The worst accident occurred on 5 December 1943 when a Fortress which failed to get off the ground careered over farmland and came to rest after crashing into a cottage on the edge of Deenethorpe village. The surviving members of the crew just had time to evacuate the wreckage and warn the villagers of the imminent explosion of the bomb load before it detonated damaging many houses in the village. The blast was felt in Kettering nine miles away.

After V-E Day, the group departed from Deenethorpe in August 1945 and returned to Sioux Falls AAF where the unit was inactivated, personnel demobilized and B-17 aircraft sent to storage.

The 401st Bombardment Group had flown 255 combat missions from Deenethorpe airfield.

==Postwar use==
After the war, Deenethorpe was used as an RAF Recruiting Centre, and later for several years the control tower was used as a lookout post by the local Royal Observer Corps. It was finally sold in 1963 and largely returned to agriculture. Part of the old main runway is now used as a private airstrip.

The 600 acre airfield is one of the sites that has been approved for a "garden village" in 2017. The plans include a village green, shops and community hall, as well as more than 1,000 homes.

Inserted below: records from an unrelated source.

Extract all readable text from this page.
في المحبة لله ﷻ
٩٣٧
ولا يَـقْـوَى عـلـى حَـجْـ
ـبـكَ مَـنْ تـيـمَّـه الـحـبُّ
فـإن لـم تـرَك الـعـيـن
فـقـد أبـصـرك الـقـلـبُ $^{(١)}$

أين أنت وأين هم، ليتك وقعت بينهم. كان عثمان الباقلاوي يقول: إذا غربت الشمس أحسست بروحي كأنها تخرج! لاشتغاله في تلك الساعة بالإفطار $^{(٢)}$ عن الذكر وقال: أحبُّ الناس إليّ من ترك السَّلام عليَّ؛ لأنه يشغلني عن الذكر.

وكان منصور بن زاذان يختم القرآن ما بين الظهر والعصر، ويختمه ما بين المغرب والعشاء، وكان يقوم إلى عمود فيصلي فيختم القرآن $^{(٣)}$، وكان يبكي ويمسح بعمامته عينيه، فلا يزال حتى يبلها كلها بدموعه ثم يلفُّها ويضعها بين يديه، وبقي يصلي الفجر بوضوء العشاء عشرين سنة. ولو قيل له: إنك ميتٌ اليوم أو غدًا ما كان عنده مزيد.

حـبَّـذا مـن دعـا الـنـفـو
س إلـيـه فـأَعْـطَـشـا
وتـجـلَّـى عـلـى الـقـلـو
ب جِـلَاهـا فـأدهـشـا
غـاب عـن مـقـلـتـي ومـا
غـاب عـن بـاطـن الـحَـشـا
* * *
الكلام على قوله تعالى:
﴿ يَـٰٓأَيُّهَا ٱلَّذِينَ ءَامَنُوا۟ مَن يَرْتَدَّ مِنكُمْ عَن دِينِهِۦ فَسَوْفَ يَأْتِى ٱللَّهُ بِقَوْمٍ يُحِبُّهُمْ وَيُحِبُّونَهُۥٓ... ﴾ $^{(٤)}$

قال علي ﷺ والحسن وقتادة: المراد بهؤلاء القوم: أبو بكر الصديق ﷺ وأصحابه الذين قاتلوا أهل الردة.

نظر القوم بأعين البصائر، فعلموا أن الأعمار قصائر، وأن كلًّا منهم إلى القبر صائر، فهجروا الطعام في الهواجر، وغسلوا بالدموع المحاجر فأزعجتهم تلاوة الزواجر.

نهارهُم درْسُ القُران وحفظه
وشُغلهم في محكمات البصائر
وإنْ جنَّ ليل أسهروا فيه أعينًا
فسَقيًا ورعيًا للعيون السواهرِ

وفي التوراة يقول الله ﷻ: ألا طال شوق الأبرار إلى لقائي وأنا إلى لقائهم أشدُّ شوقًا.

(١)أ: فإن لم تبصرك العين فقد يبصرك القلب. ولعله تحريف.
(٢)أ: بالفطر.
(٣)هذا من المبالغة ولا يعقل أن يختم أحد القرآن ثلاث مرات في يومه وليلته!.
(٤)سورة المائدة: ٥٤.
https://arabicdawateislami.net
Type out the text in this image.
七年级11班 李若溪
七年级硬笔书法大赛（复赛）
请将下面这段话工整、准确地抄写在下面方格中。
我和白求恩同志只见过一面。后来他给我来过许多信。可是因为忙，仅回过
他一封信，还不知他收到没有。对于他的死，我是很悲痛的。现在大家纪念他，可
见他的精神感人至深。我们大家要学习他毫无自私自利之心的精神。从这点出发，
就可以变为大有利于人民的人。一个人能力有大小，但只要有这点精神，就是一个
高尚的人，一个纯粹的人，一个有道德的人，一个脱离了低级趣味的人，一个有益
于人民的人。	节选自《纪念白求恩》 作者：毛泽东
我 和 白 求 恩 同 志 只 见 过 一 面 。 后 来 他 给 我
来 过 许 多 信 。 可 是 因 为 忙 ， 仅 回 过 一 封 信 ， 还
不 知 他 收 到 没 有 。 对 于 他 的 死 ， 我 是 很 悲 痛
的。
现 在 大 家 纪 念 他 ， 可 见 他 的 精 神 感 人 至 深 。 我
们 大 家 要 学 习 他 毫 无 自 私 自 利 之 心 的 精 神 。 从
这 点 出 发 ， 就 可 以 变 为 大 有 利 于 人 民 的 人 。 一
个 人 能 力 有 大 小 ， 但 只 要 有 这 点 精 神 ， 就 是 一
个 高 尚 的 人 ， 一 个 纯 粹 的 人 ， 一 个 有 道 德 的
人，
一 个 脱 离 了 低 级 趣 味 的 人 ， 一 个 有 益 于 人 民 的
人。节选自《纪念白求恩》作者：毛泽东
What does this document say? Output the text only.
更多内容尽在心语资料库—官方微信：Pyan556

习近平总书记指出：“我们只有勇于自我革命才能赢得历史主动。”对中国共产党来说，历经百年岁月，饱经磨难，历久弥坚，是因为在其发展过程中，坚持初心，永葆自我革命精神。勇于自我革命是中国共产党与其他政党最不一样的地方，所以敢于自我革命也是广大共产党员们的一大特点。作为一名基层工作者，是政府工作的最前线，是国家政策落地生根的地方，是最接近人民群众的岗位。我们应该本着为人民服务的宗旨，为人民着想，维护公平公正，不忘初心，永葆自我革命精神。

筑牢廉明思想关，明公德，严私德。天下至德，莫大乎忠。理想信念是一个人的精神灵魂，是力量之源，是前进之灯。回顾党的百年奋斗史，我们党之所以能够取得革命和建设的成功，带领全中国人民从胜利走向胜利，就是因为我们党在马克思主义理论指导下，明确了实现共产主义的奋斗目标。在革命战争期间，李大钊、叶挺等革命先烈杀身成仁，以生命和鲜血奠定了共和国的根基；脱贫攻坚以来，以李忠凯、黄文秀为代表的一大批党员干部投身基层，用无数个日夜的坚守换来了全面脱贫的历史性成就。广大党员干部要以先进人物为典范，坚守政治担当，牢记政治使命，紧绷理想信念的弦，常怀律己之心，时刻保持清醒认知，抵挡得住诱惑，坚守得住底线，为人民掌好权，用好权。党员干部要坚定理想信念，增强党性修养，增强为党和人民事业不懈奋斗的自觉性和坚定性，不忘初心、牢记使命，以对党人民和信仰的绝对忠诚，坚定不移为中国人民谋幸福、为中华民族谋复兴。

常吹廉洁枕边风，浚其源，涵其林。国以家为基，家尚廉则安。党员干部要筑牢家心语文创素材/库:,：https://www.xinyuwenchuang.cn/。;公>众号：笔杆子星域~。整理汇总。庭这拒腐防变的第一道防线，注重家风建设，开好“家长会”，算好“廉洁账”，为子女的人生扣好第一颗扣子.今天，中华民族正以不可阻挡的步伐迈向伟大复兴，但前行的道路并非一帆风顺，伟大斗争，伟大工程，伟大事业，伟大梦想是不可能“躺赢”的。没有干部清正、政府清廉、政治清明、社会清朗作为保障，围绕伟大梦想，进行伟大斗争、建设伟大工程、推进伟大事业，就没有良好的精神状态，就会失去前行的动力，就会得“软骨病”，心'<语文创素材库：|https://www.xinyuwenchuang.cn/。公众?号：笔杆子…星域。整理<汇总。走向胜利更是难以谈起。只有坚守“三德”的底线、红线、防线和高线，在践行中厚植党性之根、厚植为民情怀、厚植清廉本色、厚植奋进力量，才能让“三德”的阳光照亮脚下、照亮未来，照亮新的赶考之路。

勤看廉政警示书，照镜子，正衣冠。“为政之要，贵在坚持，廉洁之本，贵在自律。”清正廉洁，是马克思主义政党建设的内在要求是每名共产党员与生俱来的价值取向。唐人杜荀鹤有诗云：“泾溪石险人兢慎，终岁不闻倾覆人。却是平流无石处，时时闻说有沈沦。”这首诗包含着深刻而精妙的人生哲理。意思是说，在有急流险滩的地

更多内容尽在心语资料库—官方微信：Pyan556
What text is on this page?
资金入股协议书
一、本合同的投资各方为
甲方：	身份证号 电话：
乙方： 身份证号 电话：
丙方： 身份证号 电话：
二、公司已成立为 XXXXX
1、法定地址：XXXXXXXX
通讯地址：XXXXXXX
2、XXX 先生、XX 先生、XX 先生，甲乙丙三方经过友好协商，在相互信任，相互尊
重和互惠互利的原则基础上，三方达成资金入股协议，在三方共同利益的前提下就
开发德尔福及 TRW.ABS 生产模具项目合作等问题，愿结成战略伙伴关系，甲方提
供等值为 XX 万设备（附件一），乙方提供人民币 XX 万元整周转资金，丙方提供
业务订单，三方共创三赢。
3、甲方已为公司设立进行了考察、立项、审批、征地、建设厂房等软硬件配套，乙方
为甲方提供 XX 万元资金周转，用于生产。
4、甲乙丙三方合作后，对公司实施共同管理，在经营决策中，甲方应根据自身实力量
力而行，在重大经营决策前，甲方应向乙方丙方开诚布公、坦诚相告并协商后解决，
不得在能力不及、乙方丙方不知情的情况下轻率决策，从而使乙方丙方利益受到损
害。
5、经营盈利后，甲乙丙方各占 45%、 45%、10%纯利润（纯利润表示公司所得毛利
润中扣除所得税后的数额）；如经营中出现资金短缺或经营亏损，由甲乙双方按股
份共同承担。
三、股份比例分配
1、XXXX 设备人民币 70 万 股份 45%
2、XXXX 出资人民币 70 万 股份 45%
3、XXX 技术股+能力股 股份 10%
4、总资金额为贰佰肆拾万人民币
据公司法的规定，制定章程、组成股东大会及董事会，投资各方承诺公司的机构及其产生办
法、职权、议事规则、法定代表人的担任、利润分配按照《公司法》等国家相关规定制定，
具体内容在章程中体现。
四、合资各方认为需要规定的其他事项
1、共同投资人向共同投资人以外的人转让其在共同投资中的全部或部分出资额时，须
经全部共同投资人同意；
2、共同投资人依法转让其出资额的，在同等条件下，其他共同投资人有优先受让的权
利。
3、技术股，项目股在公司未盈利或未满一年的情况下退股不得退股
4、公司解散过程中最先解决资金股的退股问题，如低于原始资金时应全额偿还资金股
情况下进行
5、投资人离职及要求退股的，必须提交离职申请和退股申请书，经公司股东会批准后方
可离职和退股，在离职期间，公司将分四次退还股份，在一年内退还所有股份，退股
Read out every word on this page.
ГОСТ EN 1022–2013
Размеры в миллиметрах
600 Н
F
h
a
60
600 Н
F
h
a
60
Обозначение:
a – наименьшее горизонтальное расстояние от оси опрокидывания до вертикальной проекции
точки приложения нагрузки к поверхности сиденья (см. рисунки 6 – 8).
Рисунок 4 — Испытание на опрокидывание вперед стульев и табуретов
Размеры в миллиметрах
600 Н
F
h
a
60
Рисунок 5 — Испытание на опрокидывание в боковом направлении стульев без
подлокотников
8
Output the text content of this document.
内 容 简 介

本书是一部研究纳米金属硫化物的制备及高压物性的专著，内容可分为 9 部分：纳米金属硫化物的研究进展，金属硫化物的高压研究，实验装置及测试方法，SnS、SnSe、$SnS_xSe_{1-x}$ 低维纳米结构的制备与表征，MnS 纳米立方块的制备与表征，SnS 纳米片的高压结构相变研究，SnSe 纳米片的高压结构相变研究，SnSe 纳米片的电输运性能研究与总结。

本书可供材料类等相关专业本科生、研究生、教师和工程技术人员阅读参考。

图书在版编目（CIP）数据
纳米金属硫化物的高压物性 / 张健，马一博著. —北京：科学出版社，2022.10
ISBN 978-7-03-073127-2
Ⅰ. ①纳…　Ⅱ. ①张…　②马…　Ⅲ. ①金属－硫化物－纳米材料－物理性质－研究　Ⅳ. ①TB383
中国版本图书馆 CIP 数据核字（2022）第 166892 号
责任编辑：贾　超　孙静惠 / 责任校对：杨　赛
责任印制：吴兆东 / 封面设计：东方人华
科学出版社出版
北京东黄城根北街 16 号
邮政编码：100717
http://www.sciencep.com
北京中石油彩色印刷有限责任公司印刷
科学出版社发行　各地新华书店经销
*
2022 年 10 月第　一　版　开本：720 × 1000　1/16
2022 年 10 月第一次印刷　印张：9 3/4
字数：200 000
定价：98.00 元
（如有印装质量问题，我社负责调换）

In 2025, RAF Deenethorpe was used as the venue for an illegal rave.

==Postscript==
On 17 June 2011, the widow of an American air crewman who took part in bombing raids from the airfield buried a time capsule on the crew's behalf. Joan Parker was married to Tom Parker, the last surviving crew member of the B-17 Lady Luck of the 401st Bombardment Squadron. In a ceremony, Mrs. Parker buried eight glass-bottomed tankards along with a story of the men at the airfield. The crew carried out raids on marshalling yards in Berlin. "It was all agreed that whoever was the last one would bring the tankards back to Deenethorpe," she said. "It took some time trying to gather all of the information." The tankards were a gift from the pilot of Lady Luck, Lt. Bob Kamper, who presented them to the crew at a reunion in 1972. Mr. Parker died in March 2011.